Terakhir, kita harus percaya pada nilai kearifan lokal dalam menghadapi pandemi. Pengetahuan lokal telah diperkaya dan diperkuat selama tiga tahun terakhir pandemi ini dan harus diingat untuk menghadapi bencana di masa depan.
Laporan terbaru dari organisasi Resolve to Save Lives menyoroti fakta bahwa pengetahuan lokal sebenarnya telah mencegah setidaknya enam pandemi merebak di negara-negara berkembang di masa lalu. Meskipun teknologi mutakhir seperti vaksin mRNA baru dan pengurutan genom sangat penting dalam mengendalikan pandemi COVID-19, intervensi yang telah membantu mencegah enam pandemi ini di masa lalu sebagian besar masih kurang baik dan hanya mengandalkan sistem kesehatan setempat. yang melatih pekerja dengan cepat. deteksi dan pelaporan kasus-kasus yang dicurigai dan penyebaran cepat pelacak kontak, pemberi vaksin dan pekerja laboratorium ke daerah-daerah terpencil.

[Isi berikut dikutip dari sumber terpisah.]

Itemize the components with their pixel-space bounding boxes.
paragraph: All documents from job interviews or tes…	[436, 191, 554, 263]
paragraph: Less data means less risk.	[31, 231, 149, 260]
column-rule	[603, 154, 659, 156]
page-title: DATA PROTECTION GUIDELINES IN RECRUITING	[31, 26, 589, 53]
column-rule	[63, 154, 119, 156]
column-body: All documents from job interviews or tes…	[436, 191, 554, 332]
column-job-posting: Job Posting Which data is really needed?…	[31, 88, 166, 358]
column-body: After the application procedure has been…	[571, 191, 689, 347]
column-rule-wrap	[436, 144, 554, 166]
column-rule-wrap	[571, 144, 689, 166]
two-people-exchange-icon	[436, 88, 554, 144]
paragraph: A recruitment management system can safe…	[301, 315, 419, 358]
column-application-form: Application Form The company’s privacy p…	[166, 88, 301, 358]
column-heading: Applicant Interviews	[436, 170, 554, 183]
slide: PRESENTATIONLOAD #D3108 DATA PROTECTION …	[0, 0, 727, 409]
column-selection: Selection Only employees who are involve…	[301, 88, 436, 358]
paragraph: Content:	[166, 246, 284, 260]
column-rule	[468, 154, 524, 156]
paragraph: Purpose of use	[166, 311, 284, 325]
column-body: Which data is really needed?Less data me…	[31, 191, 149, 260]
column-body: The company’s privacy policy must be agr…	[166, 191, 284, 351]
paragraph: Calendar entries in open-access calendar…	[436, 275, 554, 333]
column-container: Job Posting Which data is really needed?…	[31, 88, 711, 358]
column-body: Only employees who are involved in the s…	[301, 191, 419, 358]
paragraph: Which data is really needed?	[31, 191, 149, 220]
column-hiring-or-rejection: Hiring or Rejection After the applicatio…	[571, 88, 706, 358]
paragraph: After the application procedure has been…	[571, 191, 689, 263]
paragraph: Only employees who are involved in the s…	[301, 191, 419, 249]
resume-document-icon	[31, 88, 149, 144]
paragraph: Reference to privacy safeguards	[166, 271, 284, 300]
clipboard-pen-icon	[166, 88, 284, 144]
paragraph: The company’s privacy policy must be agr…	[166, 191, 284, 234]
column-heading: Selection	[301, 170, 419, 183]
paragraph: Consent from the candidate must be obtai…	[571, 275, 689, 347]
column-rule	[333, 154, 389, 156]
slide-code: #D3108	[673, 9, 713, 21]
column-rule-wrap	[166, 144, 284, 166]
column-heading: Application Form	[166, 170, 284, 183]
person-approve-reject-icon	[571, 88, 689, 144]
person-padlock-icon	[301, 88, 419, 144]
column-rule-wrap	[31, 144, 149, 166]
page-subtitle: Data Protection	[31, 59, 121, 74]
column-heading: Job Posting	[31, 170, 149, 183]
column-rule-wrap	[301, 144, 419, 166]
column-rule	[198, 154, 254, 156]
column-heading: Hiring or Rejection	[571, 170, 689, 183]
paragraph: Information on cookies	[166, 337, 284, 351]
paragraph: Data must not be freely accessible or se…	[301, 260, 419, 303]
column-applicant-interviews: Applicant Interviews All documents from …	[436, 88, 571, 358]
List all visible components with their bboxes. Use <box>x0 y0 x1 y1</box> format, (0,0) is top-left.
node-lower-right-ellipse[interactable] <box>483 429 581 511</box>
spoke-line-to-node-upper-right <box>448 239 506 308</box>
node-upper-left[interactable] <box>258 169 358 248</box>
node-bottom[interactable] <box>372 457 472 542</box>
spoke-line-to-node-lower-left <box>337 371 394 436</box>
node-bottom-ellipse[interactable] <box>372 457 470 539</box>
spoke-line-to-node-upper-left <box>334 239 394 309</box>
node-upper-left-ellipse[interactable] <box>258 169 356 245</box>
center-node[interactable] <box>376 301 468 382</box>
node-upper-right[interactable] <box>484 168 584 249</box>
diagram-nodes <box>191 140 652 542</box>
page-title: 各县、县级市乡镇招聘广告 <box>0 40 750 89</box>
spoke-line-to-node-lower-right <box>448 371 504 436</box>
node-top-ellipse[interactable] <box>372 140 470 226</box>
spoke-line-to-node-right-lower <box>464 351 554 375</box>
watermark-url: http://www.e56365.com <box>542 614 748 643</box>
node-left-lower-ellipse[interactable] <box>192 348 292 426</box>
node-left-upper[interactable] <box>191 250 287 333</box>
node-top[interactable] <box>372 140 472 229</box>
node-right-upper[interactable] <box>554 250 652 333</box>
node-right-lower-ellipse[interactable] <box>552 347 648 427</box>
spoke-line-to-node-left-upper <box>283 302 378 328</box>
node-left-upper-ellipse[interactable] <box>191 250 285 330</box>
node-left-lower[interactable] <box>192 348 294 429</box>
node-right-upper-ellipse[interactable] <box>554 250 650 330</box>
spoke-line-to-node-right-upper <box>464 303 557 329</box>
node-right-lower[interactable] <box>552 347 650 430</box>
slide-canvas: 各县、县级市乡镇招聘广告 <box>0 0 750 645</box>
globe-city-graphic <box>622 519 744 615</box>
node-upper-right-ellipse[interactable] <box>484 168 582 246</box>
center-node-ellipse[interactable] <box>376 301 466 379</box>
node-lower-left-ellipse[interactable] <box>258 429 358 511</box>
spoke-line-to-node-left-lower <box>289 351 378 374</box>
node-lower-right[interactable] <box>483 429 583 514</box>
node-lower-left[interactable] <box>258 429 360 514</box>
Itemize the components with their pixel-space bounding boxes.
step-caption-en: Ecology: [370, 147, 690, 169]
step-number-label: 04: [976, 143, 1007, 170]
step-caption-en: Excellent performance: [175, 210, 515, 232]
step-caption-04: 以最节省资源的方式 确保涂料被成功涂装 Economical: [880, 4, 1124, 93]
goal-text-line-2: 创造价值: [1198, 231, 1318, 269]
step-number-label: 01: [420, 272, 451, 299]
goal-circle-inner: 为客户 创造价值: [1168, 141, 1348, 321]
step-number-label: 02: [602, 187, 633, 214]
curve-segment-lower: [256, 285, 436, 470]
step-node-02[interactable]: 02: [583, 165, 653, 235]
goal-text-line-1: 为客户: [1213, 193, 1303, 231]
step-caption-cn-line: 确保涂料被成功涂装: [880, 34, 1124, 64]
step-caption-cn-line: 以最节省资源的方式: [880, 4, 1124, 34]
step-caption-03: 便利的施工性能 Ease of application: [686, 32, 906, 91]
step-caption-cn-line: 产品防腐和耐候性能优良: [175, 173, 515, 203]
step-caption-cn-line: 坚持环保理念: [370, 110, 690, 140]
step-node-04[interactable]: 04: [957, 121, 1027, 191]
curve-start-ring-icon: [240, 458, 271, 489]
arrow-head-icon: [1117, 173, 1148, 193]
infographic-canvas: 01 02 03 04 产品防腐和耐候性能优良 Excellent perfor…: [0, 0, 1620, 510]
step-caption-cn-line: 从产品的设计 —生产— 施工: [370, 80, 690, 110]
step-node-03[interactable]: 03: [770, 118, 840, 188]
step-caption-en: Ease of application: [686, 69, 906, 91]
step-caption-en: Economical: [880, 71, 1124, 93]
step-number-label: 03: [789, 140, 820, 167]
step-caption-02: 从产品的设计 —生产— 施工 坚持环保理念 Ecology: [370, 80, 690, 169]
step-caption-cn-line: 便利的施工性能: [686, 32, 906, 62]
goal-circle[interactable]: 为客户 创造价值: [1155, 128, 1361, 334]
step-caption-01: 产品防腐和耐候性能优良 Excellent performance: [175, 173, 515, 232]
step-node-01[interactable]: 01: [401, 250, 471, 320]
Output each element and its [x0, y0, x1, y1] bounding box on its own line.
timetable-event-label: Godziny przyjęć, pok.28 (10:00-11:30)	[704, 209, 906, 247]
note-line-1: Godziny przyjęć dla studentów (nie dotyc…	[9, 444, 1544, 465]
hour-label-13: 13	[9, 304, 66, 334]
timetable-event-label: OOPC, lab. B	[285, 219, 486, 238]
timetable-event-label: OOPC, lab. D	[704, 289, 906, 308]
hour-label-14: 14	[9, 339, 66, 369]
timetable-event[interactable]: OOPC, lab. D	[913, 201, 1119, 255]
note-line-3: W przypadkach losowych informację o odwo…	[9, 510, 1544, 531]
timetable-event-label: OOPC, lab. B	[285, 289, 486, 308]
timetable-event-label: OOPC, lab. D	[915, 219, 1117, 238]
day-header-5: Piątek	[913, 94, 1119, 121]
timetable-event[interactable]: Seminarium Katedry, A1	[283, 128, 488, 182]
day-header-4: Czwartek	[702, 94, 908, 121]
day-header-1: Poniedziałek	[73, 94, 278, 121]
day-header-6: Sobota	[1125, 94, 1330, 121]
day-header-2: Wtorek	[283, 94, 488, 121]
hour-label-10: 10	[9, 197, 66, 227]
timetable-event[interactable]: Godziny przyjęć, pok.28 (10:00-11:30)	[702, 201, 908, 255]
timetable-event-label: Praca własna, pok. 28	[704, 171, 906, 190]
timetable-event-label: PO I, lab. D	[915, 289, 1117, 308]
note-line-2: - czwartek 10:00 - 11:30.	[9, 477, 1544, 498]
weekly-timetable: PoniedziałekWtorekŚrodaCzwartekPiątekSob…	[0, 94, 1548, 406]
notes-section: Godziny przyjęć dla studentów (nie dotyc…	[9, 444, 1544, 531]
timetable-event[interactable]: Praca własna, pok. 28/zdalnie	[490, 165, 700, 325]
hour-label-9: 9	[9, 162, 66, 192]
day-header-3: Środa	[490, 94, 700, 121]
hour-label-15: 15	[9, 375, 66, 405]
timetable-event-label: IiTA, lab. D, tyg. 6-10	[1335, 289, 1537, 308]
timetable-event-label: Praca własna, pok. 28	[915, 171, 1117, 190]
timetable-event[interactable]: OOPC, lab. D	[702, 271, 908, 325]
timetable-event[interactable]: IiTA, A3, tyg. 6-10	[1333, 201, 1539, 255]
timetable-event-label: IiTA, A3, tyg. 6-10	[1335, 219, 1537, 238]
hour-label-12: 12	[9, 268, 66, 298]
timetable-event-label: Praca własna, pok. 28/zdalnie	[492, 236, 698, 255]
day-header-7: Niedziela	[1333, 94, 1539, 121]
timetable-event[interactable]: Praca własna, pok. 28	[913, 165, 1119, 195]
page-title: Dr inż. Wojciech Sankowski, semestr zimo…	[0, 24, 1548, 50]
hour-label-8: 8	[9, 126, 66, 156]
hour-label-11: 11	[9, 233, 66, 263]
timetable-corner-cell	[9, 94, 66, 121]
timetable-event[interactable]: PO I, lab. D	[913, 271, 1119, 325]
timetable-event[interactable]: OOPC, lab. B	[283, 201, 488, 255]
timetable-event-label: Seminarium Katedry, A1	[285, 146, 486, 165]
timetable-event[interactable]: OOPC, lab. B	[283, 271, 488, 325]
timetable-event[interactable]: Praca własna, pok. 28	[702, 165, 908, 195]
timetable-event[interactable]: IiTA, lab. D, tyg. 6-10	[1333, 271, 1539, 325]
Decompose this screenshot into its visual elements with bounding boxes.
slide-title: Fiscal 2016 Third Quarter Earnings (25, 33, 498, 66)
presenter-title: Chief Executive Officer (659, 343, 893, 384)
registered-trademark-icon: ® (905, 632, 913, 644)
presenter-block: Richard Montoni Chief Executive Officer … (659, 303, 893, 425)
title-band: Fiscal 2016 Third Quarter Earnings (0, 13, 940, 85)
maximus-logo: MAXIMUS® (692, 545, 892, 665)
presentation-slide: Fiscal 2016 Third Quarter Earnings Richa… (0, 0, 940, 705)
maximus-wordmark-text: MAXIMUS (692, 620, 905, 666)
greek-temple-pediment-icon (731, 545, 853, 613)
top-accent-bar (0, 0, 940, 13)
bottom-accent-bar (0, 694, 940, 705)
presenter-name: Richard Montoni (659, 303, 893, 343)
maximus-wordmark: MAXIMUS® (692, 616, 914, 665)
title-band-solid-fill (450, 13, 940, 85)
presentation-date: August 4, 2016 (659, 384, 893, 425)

Nilai dan pentingnya pengetahuan lokal dipahami dengan baik oleh Gunael Rodier, mantan Direktur Penyakit Menular WHO, yang mengatakan bahwa “cara terbaik untuk mencegah penyebaran penyakit secara global adalah dengan mendeteksi dan membendungnya saat masih bersifat lokal”.
Terakhir, dan jika sebagian dari kita masih berpikir bahwa pandemi ini sudah berakhir, ingatlah apa yang dikatakan oleh ahli epidemiologi Amerika, Mark Lipsitch pada bulan Maret 2022: “Dengan adanya COVID-19, kita mencapai sekoci penyelamat. Lahan kering jauh sekali.”
Dengan mengatasi rasa berpuas diri dan keangkuhan melalui pengawasan yang baik, akses yang adil terhadap vaksin, memerangi misinformasi, kebijakan yang rasional dan menghargai pengetahuan lokal, mungkin kita pada akhirnya bisa mencapai lahan kering bersama-sama.
— Penulis adalah profesor tamu di Fakultas Kedokteran Yong Loo Lin, Universitas Nasional Singapura.